Toutes ces informations ont été compilées dans des brochures distribuées dans des lieux fréquentés par les investisseurs potentiels. Structures d’accompagnement pour entrepreneurs, agences immobilières, salons, bureaux du commerce… Car l’objectif principal est d’attirer les porteurs de projets et de mieux les orienter. » On reçoit souvent des personnes qui souhaitent ouvrir un magasin mais qui ne savent pas trop où s’implanter, souligne Laurence Denis. On fait déjà beaucoup d’aide à la localisation, mais cet outil pourra encore aider davantage. » L’idée est, par exemple, qu’à terme, un jeune créateur qui veut s’implanter se dirige naturellement vers le Grand Léopold et que l’identité du quartier s’en trouve encore renforcée.
» On s’occupe enfin des commerçants »
L’ambition est aussi que les enseignes s’approprient leur logo, couleurs et slogan. Cela semble fonctionner : certaines ont demandé à ce qu’ils soient imprimés sur des sacs de courses ou sur des goodies à distribuer à leurs clients, d’autres les utilisent sur leurs affiches et sites Web… » Les commerçants sont satisfaits, assure Jean-Luc Vasseur, président de l’association Commerce liégeois. Cela leur donne la possibilité d’avoir une certaine cohésion, de mieux communiquer et d’attirer de nouveaux investisseurs, avec des chiffres réels. »
» C’est une très chouette idée, abonde Valérie Saretto, secrétaire générale de l’UCM province de Liège. Les commerçants ont le sentiment qu’on s’occupe enfin d’eux, alors qu’ils avaient par le passé l’impression que la Ville était surtout préoccupée par le développement de l’offre en périphérie, ce qui a vidé le centre. » Elle regrette toutefois que ces brochures ne soient pas traduites, au moins en anglais. Et qu’elles ne soient pas déclinées en » technologies plus modernes « , comme des applications Web. » En matière de marketing, Liège a encore deux guerres de retard, ajoute-t-elle. Il faudrait mieux indiquer les places de parking libres ou les musées, élaborer des packages, distribuer des plans gratuits… »
» On devrait utiliser les couleurs, les mettre en avant dans la rue pour qu’on se rende compte qu’on passe d’un quartier à l’autre. Que cela attire l’attention des gens, considère Jean-Luc Vasseur. Cela doit devenir un atout touristique. » La Ville compte aussi là-dessus.

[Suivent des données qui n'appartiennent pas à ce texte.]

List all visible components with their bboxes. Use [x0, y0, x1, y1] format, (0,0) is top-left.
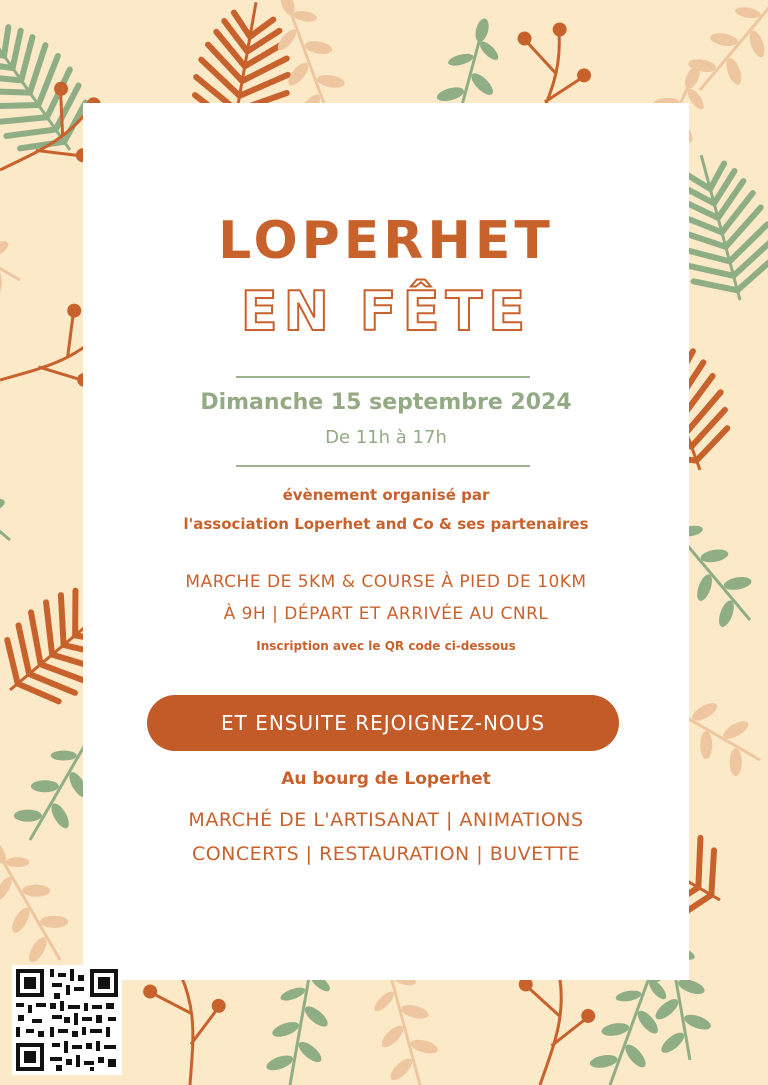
title-line-2: EN FÊTE: [240, 280, 532, 343]
divider-bottom: [236, 465, 530, 467]
event-hours: De 11h à 17h: [325, 427, 447, 448]
activities-line-2: CONCERTS | RESTAURATION | BUVETTE: [191, 843, 581, 865]
leaf-sprig-icon: [0, 187, 35, 305]
event-location: Au bourg de Loperhet: [281, 769, 491, 789]
race-line-1: MARCHE DE 5KM & COURSE À PIED DE 10KM: [185, 572, 587, 592]
organizer-line-2: l'association Loperhet and Co & ses partenaires: [183, 515, 589, 533]
join-us-banner: ET ENSUITE REJOIGNEZ-NOUS: [147, 695, 619, 751]
activities-line-1: MARCHÉ DE L'ARTISANAT | ANIMATIONS: [188, 809, 584, 831]
title-line-1: LOPERHET: [218, 211, 554, 271]
divider-top: [236, 376, 530, 378]
organizer-line-1: évènement organisé par: [282, 486, 490, 504]
event-date: Dimanche 15 septembre 2024: [200, 390, 572, 415]
race-line-2: À 9H | DÉPART ET ARRIVÉE AU CNRL: [223, 604, 549, 624]
qr-code-icon[interactable]: [12, 965, 122, 1075]
registration-note: Inscription avec le QR code ci-dessous: [256, 639, 516, 653]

Elle entend développer une carte qui référencerait les différents quartiers, ainsi qu’une signalisation spécifique dans les rues.

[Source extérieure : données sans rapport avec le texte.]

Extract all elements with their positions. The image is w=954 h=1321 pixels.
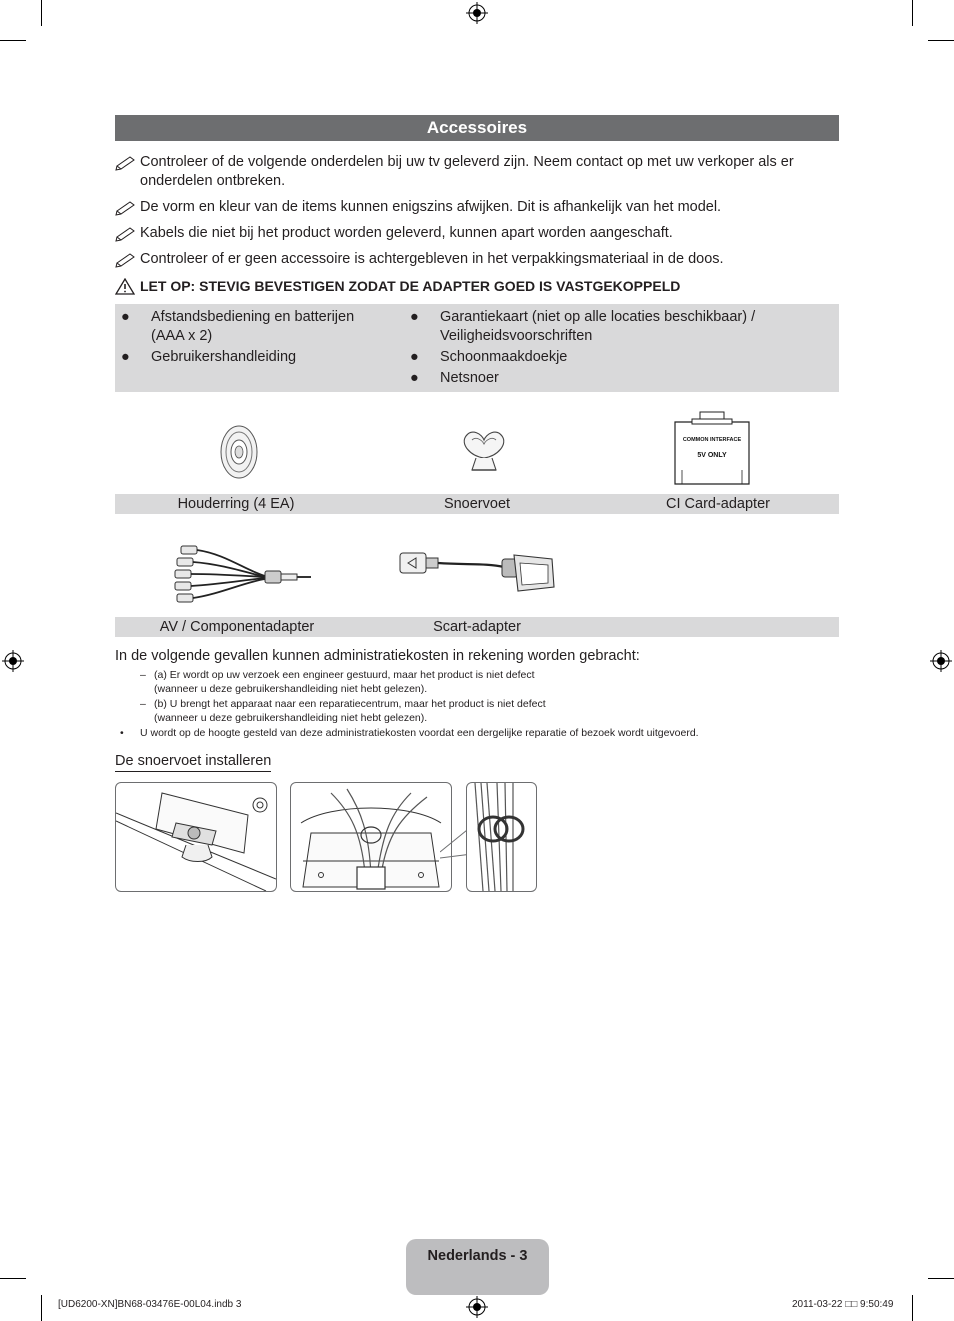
bullet: ●	[410, 349, 419, 365]
list-item-label: Garantiekaart (niet op alle locaties beschikbaar) / Veiligheidsvoorschriften	[440, 309, 756, 344]
note	[115, 224, 839, 243]
caption-scart-adapter: Scart-adapter	[433, 619, 521, 635]
list-item	[410, 308, 800, 346]
install-step-2-image	[290, 782, 452, 892]
pencil-note-icon	[115, 224, 139, 243]
accessory-list	[115, 304, 839, 392]
list-item-label: Afstandsbediening en batterijen (AAA x 2)	[151, 309, 355, 344]
bullet: •	[120, 727, 124, 739]
av-component-adapter-image	[165, 540, 313, 614]
note	[115, 250, 839, 269]
registration-mark-icon	[930, 650, 952, 672]
section-title: Accessoires	[115, 115, 839, 141]
registration-mark-icon	[2, 650, 24, 672]
ci-card-adapter-image	[670, 410, 754, 490]
list-item	[121, 348, 391, 367]
note-text: Kabels die niet bij het product worden geleverd, kunnen apart worden aangeschaft.	[140, 225, 673, 241]
list-item	[410, 369, 800, 388]
cost-final-note: U wordt op de hoogte gesteld van deze administratiekosten voordat een dergelijke reparatie of bezoek wordt uitgevoerd.	[140, 727, 699, 739]
note-text: Controleer of de volgende onderdelen bij uw tv geleverd zijn. Neem contact op met uw verkoper als er onderdelen ontbreken.	[140, 154, 794, 189]
dash: –	[140, 698, 146, 710]
caution-notice	[115, 277, 839, 296]
scart-adapter-image	[396, 545, 558, 597]
warning-icon	[115, 278, 135, 295]
cable-holder-image	[458, 428, 510, 476]
pencil-note-icon	[115, 198, 139, 217]
page-number-tab: Nederlands - 3	[406, 1239, 549, 1295]
cost-case-b-line2: (wanneer u deze gebruikershandleiding niet hebt gelezen).	[154, 712, 428, 724]
ci-label-line1: COMMON INTERFACE	[682, 437, 742, 443]
pencil-note-icon	[115, 250, 139, 269]
crop-mark	[0, 1278, 26, 1279]
bullet: ●	[410, 370, 419, 386]
cost-case-a-line1: (a) Er wordt op uw verzoek een engineer gestuurd, maar het product is niet defect	[154, 669, 535, 681]
crop-mark	[912, 1295, 913, 1321]
cost-case-a-line2: (wanneer u deze gebruikershandleiding niet hebt gelezen).	[154, 683, 428, 695]
note	[115, 198, 839, 217]
list-item-label: Schoonmaakdoekje	[440, 349, 568, 365]
list-item	[410, 348, 800, 367]
caption-av-component-adapter: AV / Componentadapter	[159, 619, 315, 635]
note-text: De vorm en kleur van de items kunnen enigszins afwijken. Dit is afhankelijk van het model.	[140, 199, 722, 215]
list-item	[121, 308, 391, 346]
caption-holder-ring: Houderring (4 EA)	[177, 496, 295, 512]
list-item-label: Netsnoer	[440, 370, 499, 386]
caption-cable-holder: Snoervoet	[443, 496, 511, 512]
bullet: ●	[410, 309, 419, 325]
bullet: ●	[121, 309, 130, 325]
note-text: Controleer of er geen accessoire is achtergebleven in het verpakkingsmateriaal in de doos.	[140, 251, 724, 267]
list-item-label: Gebruikershandleiding	[151, 349, 297, 365]
bullet: ●	[121, 349, 130, 365]
registration-mark-icon	[466, 2, 488, 24]
footer-file-info: [UD6200-XN]BN68-03476E-00L04.indb 3	[58, 1299, 242, 1310]
ci-label-line2: 5V ONLY	[697, 452, 727, 459]
registration-mark-icon	[466, 1296, 488, 1318]
install-step-1-image	[115, 782, 277, 892]
crop-mark	[41, 1295, 42, 1321]
crop-mark	[928, 1278, 954, 1279]
dash: –	[140, 669, 146, 681]
crop-mark	[928, 40, 954, 41]
caption-row	[115, 494, 839, 514]
costs-intro: In de volgende gevallen kunnen administratiekosten in rekening worden gebracht:	[115, 648, 640, 664]
install-step-3-image	[466, 782, 537, 892]
holder-ring-image	[218, 423, 260, 481]
caption-ci-card-adapter: CI Card-adapter	[666, 496, 770, 512]
caution-text: LET OP: STEVIG BEVESTIGEN ZODAT DE ADAPTER GOED IS VASTGEKOPPELD	[140, 278, 681, 294]
crop-mark	[912, 0, 913, 26]
caption-row	[115, 617, 839, 637]
crop-mark	[41, 0, 42, 26]
install-heading: De snoervoet installeren	[115, 752, 271, 772]
crop-mark	[0, 40, 26, 41]
note	[115, 153, 839, 191]
cost-case-b-line1: (b) U brengt het apparaat naar een reparatiecentrum, maar het product is niet defect	[154, 698, 546, 710]
pencil-note-icon	[115, 153, 139, 172]
footer-datetime: 2011-03-22 □□ 9:50:49	[792, 1299, 894, 1310]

» On va lier davantage les fonctions touristiques et commerciales, résume Bernadette Noël, attachée de cabinet à l’échevinat du développement économique. Ces derniers mois, il y a de plus en plus de touristes à Liège. Les commerçants s’en rendent compte et sont demandeurs d’outils adaptés. »
Les identités de quartiers ne sauveront sans doute pas, à elles seules, le commerce liégeois. L’impact réel sur les investisseurs potentiels est d’ailleurs difficile à quantifier. Mais selon l’AMCV, c’est ce type d’implication des pouvoirs publics qui aide à faire la différence. Comme Créashop, une aide de maximum 6 000 euros accordée aux nouveaux magasins de qualité qui s’installent en zones sinistrées. Dix-huit projets ont été financés depuis 2014. C’est déjà 18 cellules vides en moins.